Clovis · Fresno

2020 Census shows Fresno Co. residents were on the move. Here’s where they landed.

With 2020 Census data officially in and state and local jurisdictions rolling up their sleeves to begin the work of redrawing legislative boundaries, we’re getting our first peek at how populations have shifted in the San Joaquin Valley.

So what happened between 2010 and 2020 in Fresno County? Thanks to an internal memo from county officials, we now know.

As California, on the whole, saw an exodus of residents to other states, a precipitous decline in birth rates, and high death rates, Fresno County’s population figures more precisely a story of a shifting landscape of growth.

Fresno County is officially home to 1,008,654 residents, per initial U.S. Census data that does not account for incarcerated Fresno County residents living in other counties.

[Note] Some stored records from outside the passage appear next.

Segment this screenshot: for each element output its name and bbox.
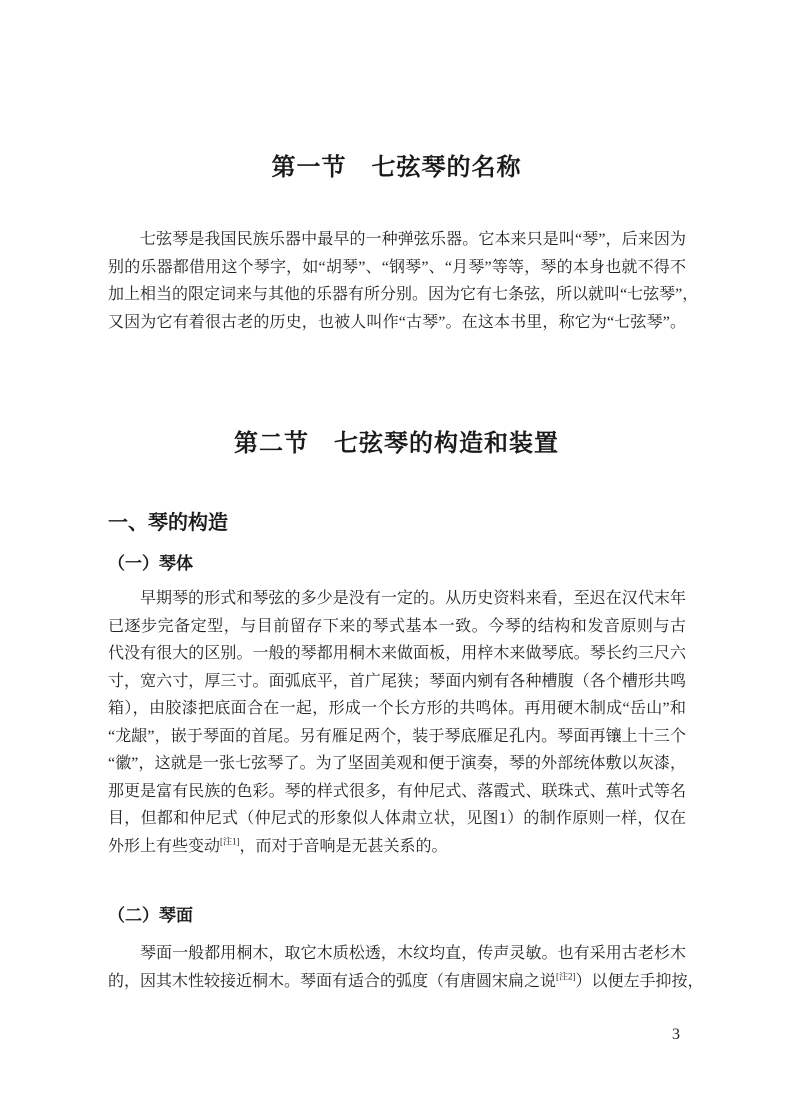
text-line: 琴面一般都用桐木，取它木质松透，木纹均直，传声灵敏。也有采用古老杉木 — [108, 940, 686, 968]
text-line: 七弦琴是我国民族乐器中最早的一种弹弦乐器。它本来只是叫“琴”，后来因为 — [108, 226, 686, 254]
sub-heading-qin-body: （一）琴体 — [108, 549, 193, 574]
text-line: 外形上有些变动[注1]，而对于音响是无甚关系的。 — [108, 833, 686, 861]
text-line: 寸，宽六寸，厚三寸。面弧底平，首广尾狭；琴面内剜有各种槽腹（各个槽形共鸣 — [108, 668, 686, 696]
page-number: 3 — [560, 1026, 680, 1044]
part-heading-qin-structure: 一、琴的构造 — [108, 506, 228, 535]
text-line: 目，但都和仲尼式（仲尼式的形象似人体肃立状，见图1）的制作原则一样，仅在 — [108, 805, 686, 833]
text-line: “龙龈”，嵌于琴面的首尾。另有雁足两个，装于琴底雁足孔内。琴面再镶上十三个 — [108, 723, 686, 751]
text-line: 已逐步完备定型，与目前留存下来的琴式基本一致。今琴的结构和发音原则与古 — [108, 613, 686, 641]
section-1-title: 第一节 七弦琴的名称 — [0, 147, 793, 182]
footnote-ref: [注1] — [220, 836, 240, 846]
section-2-title: 第二节 七弦琴的构造和装置 — [0, 423, 793, 458]
text-line: 箱），由胶漆把底面合在一起，形成一个长方形的共鸣体。再用硬木制成“岳山”和 — [108, 695, 686, 723]
sub-heading-qin-surface: （二）琴面 — [108, 901, 193, 926]
text-line: “徽”，这就是一张七弦琴了。为了坚固美观和便于演奏，琴的外部统体敷以灰漆， — [108, 750, 686, 778]
text-line: 加上相当的限定词来与其他的乐器有所分别。因为它有七条弦，所以就叫“七弦琴”， — [108, 281, 686, 309]
text-line: 代没有很大的区别。一般的琴都用桐木来做面板，用梓木来做琴底。琴长约三尺六 — [108, 640, 686, 668]
section-1-paragraph: 七弦琴是我国民族乐器中最早的一种弹弦乐器。它本来只是叫“琴”，后来因为别的乐器都… — [108, 226, 686, 336]
qin-surface-paragraph: 琴面一般都用桐木，取它木质松透，木纹均直，传声灵敏。也有采用古老杉木的，因其木性… — [108, 940, 686, 995]
text-line: 早期琴的形式和琴弦的多少是没有一定的。从历史资料来看，至迟在汉代末年 — [108, 585, 686, 613]
text-line: 别的乐器都借用这个琴字，如“胡琴”、“钢琴”、“月琴”等等，琴的本身也就不得不 — [108, 254, 686, 282]
text-line: 的，因其木性较接近桐木。琴面有适合的弧度（有唐圆宋扁之说[注2]）以便左手抑按， — [108, 968, 686, 996]
footnote-ref: [注2] — [556, 971, 576, 981]
text-line: 又因为它有着很古老的历史，也被人叫作“古琴”。在这本书里，称它为“七弦琴”。 — [108, 309, 686, 337]
text-line: 那更是富有民族的色彩。琴的样式很多，有仲尼式、落霞式、联珠式、蕉叶式等名 — [108, 778, 686, 806]
book-page: { "document": { "page_number": "3", "sec… — [0, 0, 793, 1109]
qin-body-paragraph: 早期琴的形式和琴弦的多少是没有一定的。从历史资料来看，至迟在汉代末年已逐步完备定… — [108, 585, 686, 860]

That’s up from 932,063 at the last decennial census in 2010.

The county is currently divided into five Supervisorial districts, each with a representative on the Board of Supervisors.

According to a county memo, the ideal – or target – population for each district now sits at 201,731 residents.

According to that figure, only two Supervisorial districts are over their target population, signifying a relative increase in populations compared to 2010.

The first? District 1, represented by Supervisor Brian Pacheco, located in western Fresno County – stretching from west of Highway 99 to the county line including communities of Kerman, Firebaugh, and Mendota.

The westside of Fresno County saw its population crack 205,146 residents, which sits 3,415 people over the ideal figure for the district.

The other booming district? Nathan Magsig’s District 5, anchored by the City of Clovis and southeast Fresno, both regions which have seen the greatest boost in housing production over the decade.

Magsig’s district currently has a population of 229,369 people, or 27,638 people more than the target figure.

The other three districts – represented by Supervisors Steve Brandau, Sal Quintero, and Buddy Mendes – each have a population deficit heading into redistricting.

The greatest deficit belongs to Quintero’s urban Fresno-anchored District 3, which is short by 14,573 residents.

Mendes’ southwestern Fresno County district, which covers Fowler, Selma, Kingsburg, Riverdale and stretches all the way to Coalinga, is short by 13,259.

Meanwhile, Brandau’s north Fresno-based district is only short by 3,222 residents.